Wednesday, March 3, 2010

Mobile World Congress 2010: Google is winning the race to the bottom!

I spent my journey home from MWC this year reminiscing about the old days of 3GSM, when handset vendor innovation equalled upping megapixelage, and launching new products basically involved rehashing a former best seller but slightly updating the form factor, and blowing the R&D budget on expensive brand consultants to come up with a CRZY name!

Those days are gone my friends, and it was never more obvious than at MWC 2010.  Nokia were conspicuous by their absence from hall 8, presumably hiding away in a hotel somewhere licking their wounds and plotting their revenge. Whilst Apple was expectedly absent, and therefore deliberately inconspicuous – save for the fact 80% of visitors these days have iPhones.

That latter fact was one Google seemed anxious to change, largely by handing out Nexus Ones like branded breath mints.  Your correspondent sadly missed that particular boat, but he did manage to get some branded breath mints.  Of course, keen to be seen as an earlier adopter, he was already a proud owner of Google’s first branded toy anyway, and has seen the benefits of outsourcing management of his social affairs to a 3rd party specialist first hand.

Adobe were keen to demo flash 10.1 running on the N1 (and various other devices), and it seems increasingly obvious that N1 owners are going to seize the Look at What My Phone Can Do That Yours Can’t bragging rights that iPhone owners have lovingly hogged for so long.

So this is what innovation looks like at MWC10: rather than presenting over equipped, over designed feature phones, incrementally more expensive and packing in more and more unwanted services, they now have to change your life, and do it more radically, and with more simplicity, elegance and ease of use than anything else out there.
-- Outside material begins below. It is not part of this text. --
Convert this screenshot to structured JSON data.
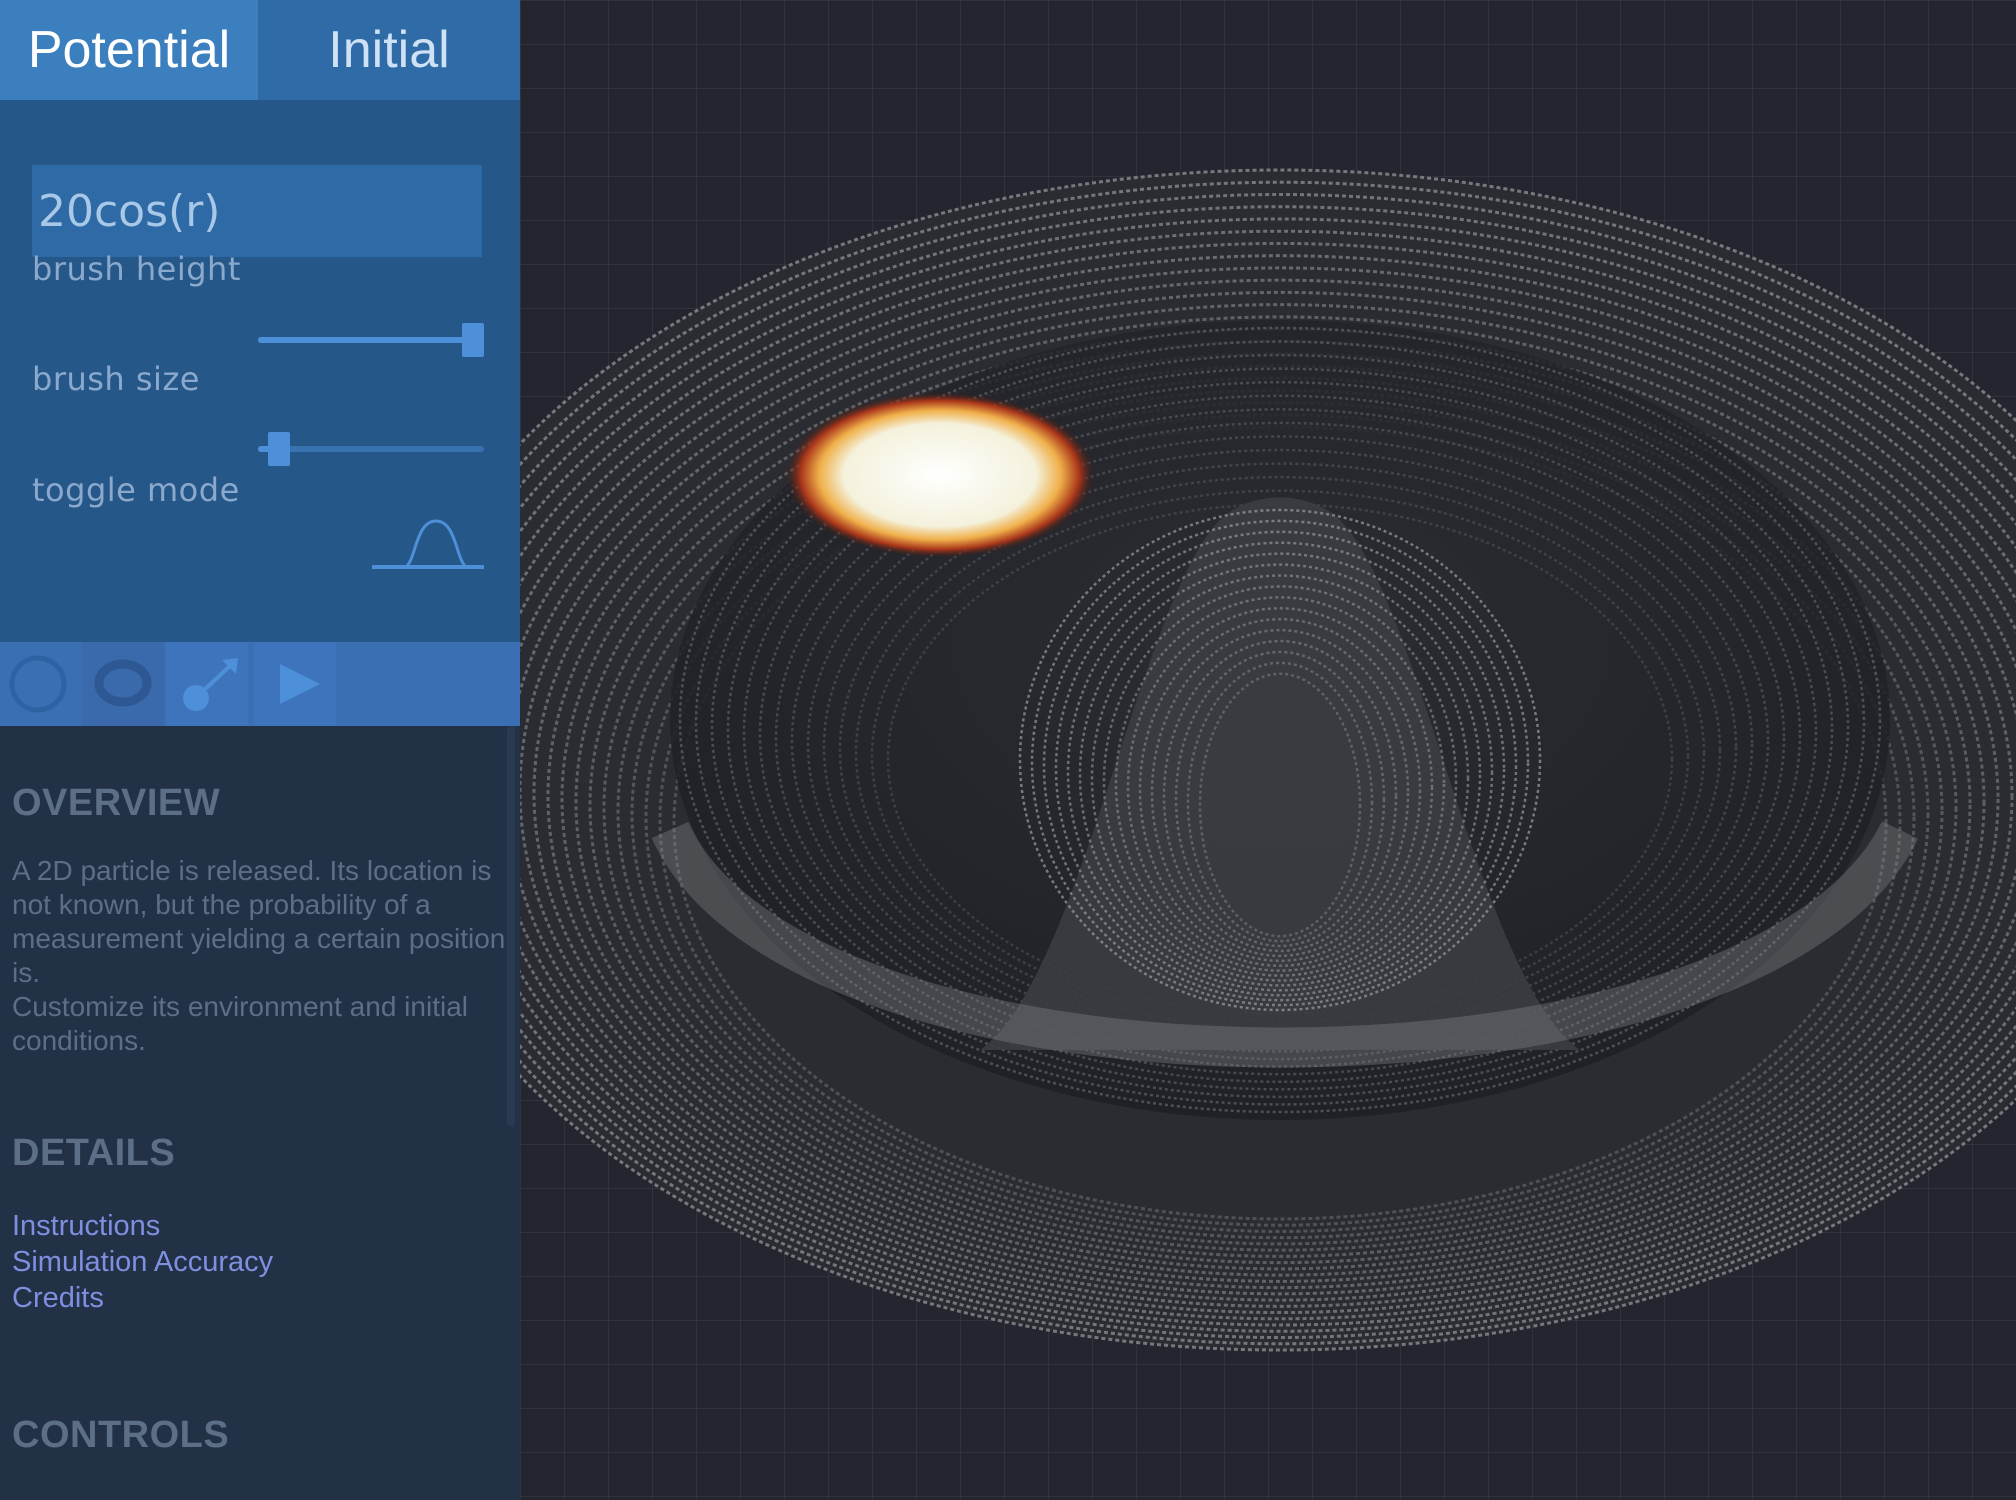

So the challenges for the industry are now different – rather than fretting about ASP and ARPU, the concerns are things like STAYING IN BUSINESS, or avoiding becoming a data pipe for Google/Apple.  But there’s more, the 3G networks are starting to look horribly inadequate for the purposes of delivering always on internet to everyone all the time, and LTE is still a spot on the horizon.

Furthermore, over the past few years smartphones have embarked on a borg-like assimilation of all consumer electronics products – digital cameras, calculators, MP3 players, sat nav, email/web surfing devices etc, etc.  Eric Schmidt noted in his MWC keynote that smartphone sales will overtake desktop PC sales within 3 years.  So the mobile phone revolution becomes the Everything Mobile revolution.

What was clear from MWC10 is that the march of the mobile handset has taken it far beyond the borders envisaged by the telecommunications industry, or even the PC industry – Bill Gates recently noted that Microsoft weren’t ambitious enough in their plans for Winmob.

Given all of that, one wonders whether the GSMA (given that it’s a group comprised of old guard Telco’s pushing vested interests) will be able to continue delivering a relevant convention to address this new converged Everything Mobile world.  Or, like seemingly everything else in tech – will the action all relocate to San Francisco?